Ecoutes téléphoniques sur le lieu de travail: autorisées ou illégales?
Votre patron peut-il mettre sur écoute votre téléphone ? Vos conversations peuvent-elles être enregistrées ?
L’an passé, Shurgard, société de gestion d’entrepôts, avait installé un système d’écoute et d’enregistrement des appels téléphoniques de ses collaborateurs afin d’améliorer la prise en charge des clients. Décision qui avait provoqué un tollé de protestations parmi les organisations syndicales qui ont saisi la Commission de la protection de la vie privée. Malgré une demande de conciliation de la part des syndicats, à savoir suspendre les enregistrements le temps que la Commission vie privée rende son avis, la direction avait refusé de répondre à cette demande.
La commission a fini par rendre son avis en donnant raison à la direction de Shurgard et en donnant son feu vert à la mise sur écoute du personnel du gestionnaire d’entrepôts. L’avis de la Commission vie privée repose sur base de son “droit de garde en tant qu’employeur” à poursuivre ses écoutes, considérant notamment que toutes les conversations téléphoniques enregistrées étaient en rapport avec le travail.
Sous quelles conditions peut-on ? D’ailleurs de plus en plus d’entreprises ont recours à ces écoutes-enregistrements, mais seul un petit nombre d’entre elles le déclarent… Qui n’a jamais entendu lors d’un appel vers un service clientèle le fameux “pour des raisons de qualité et d’amélioration de notre service, cet appel peut être enregistré” ?
“La loi est claire à ce sujet : aucune communication, qu’elle soit téléphonique ou électronique, ne peut faire l’objet d’un contrôle… du moins en principe”, explique Olivier Rijckaert, avocat-associé chez Younity et assistant à l’ULB. “Car il y a des exceptions bien entendu, tout d’abord les call centers par exemple et pour autant que le contrôle s’effectue en vue d’améliorer la qualité des communications.”

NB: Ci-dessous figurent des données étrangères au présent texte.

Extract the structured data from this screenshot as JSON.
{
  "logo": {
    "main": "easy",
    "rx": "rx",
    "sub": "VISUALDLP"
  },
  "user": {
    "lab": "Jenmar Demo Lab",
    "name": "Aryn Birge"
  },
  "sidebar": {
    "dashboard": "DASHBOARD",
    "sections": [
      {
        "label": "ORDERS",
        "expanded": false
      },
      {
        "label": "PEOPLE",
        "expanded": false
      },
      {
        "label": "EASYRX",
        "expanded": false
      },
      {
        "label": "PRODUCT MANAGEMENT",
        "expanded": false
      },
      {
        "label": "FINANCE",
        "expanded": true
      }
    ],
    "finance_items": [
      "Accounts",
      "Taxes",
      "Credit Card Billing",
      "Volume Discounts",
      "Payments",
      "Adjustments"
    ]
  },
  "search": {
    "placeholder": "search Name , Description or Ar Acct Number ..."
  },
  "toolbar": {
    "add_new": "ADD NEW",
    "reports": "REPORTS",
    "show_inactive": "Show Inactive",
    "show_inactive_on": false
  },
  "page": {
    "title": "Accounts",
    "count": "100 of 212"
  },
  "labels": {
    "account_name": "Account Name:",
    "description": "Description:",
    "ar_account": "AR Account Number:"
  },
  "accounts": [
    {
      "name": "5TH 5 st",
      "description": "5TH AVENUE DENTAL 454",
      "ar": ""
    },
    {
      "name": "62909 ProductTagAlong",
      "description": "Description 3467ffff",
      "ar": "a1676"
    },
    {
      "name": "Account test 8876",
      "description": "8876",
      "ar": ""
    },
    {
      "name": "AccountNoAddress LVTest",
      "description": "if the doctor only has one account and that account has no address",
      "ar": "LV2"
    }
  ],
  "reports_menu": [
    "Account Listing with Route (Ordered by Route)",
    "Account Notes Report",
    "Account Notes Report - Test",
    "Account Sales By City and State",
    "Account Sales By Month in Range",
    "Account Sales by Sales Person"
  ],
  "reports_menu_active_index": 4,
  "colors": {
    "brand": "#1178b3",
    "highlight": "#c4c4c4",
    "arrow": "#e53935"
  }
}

“Mais dans le cas de Shurgard, la Commission vie privée s’est tout simplement basée sur le lien de subordination “employeur-employé” du contrat de travail, estimant que dans ce cas, l’accord est implicite et résulte de la relation de travail elle-même, précise Olivier Rijckaert. Pour la Commission, la relation de travail vaudrait accord du travailleur sur le contrôle de ses communications professionnelles. Ceci étant, la Commission pose quelques conditions : 1. Que ce contrôle soit limité et évalué dans le temps 2. Que le contrôle ait été clairement mentionné dans le règlement de travail.”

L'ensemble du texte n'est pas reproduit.